2つ目の特徴であるストックビジネスについては、保証料が毎月のローンの金額に上乗せされるため、毎月収益が発生します。例えば、35年ローンを組むと、その間毎月売上が計上されるので、非常に安定したビジネスモデルと言えます。
3つ目の特徴である高利益率については、全国保証の営業利益率は日本一であり、76.4%という驚異的な数字を誇っています。これは他の企業が10%以下であることが多い中で、非常に高い数字です。
業績について
全国保証の業績について過去4年間の実績と今期の予想を見てみましょう。売上高は右肩上がりで増加しています。この増加の理由としては、保証債務残高、つまり連帯保証を請け負っている金額の総額が増加しているためです。

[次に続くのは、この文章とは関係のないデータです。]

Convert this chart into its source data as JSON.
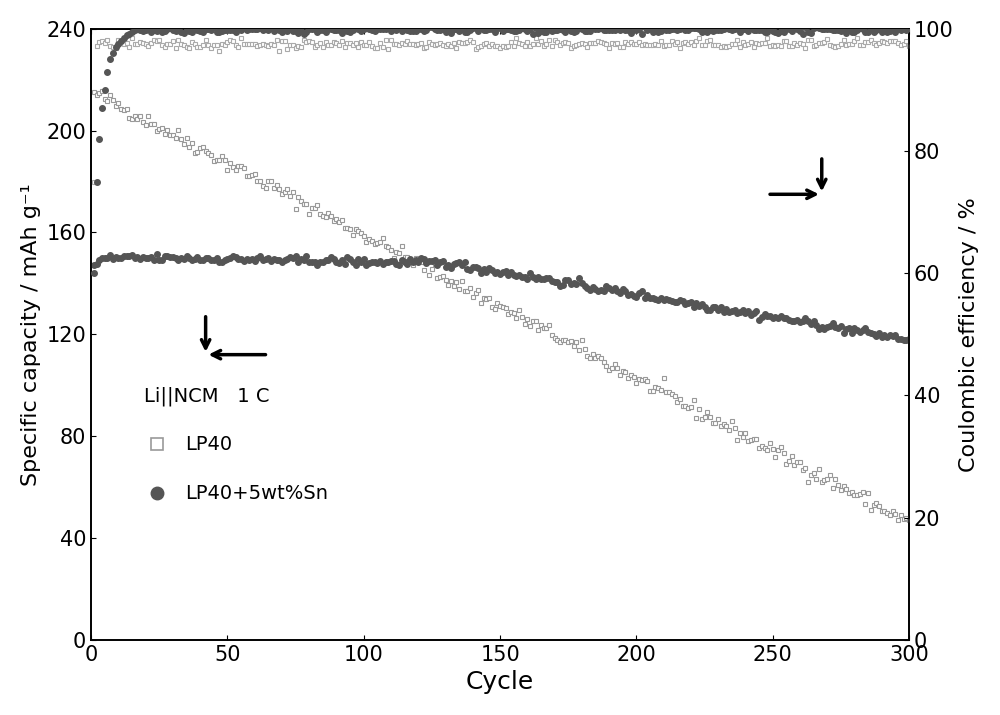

営業利益と純利益も右肩上がりで、非常に綺麗な成長を見せています。営業外でかかってくる大きな費用も特にはなく、安定した収益構造を持っています。
営業利益率について
全国保証の収益性に注目すると、営業利益率の高さが際立ちます。日本一の営業利益率76.4%というのは、一般的な企業が10%以下であることと比較すると驚異的です。
この高い利益率の背後には、強気の値段設定があると考えられます。強気の値段設定が可能な理由は、競争優位性や参入障壁の高さにあると言えるでしょう。競争優位性がある場合、高い値段を払ってでも選ばれる価値があります。参入障壁が高い業界では、ライバルが少ないため高い値段設定を維持できます。全国保証の場合、信用保証専門の上場企業が他にないため、実質的に参入障壁が高い業界と言えます。
財務について
全国保証の財務状況を見てみましょう。まず、倒産リスクを図るための自己資本比率についてですが、40%以上が合格ラインとされている中、全国保証は38.9%と若干下回っています。これは借金が多いというわけではなく、長期前受収益が大きな負債として計上されているためです。
長期前受収益とは、ローンを組んだ人から先払いで受け取っている保証金のことです。全国保証が倒産した場合、この先払いで受け取った分を返さなければならないため、負債として計上されます。そのため、実際の自己資本比率は特に問題ない水準と考えられます。
利益剰余金については、総資産の30%以上あれば優秀と言われていますが、全国保証は総資産に対して約36%と非常に良好です。また、有利子負債倍率も若干増加していますが、財務的には特に問題ありません。
株価について
最後に株価について見ていきましょう。5月8日の終値は3195円で、PRは8.6、PBRは1.52倍、配当利回りは3.47%となっています。
日足のチャートを見ると、コロナショックからの回復が遅れていることがわかります。週足で見ても、移動平均線がすべて下がっているため、積極的に買いに行くのは難しい状況です。しかし、月足のチャートを見ると、現在の株価が非常に割安であることがわかります。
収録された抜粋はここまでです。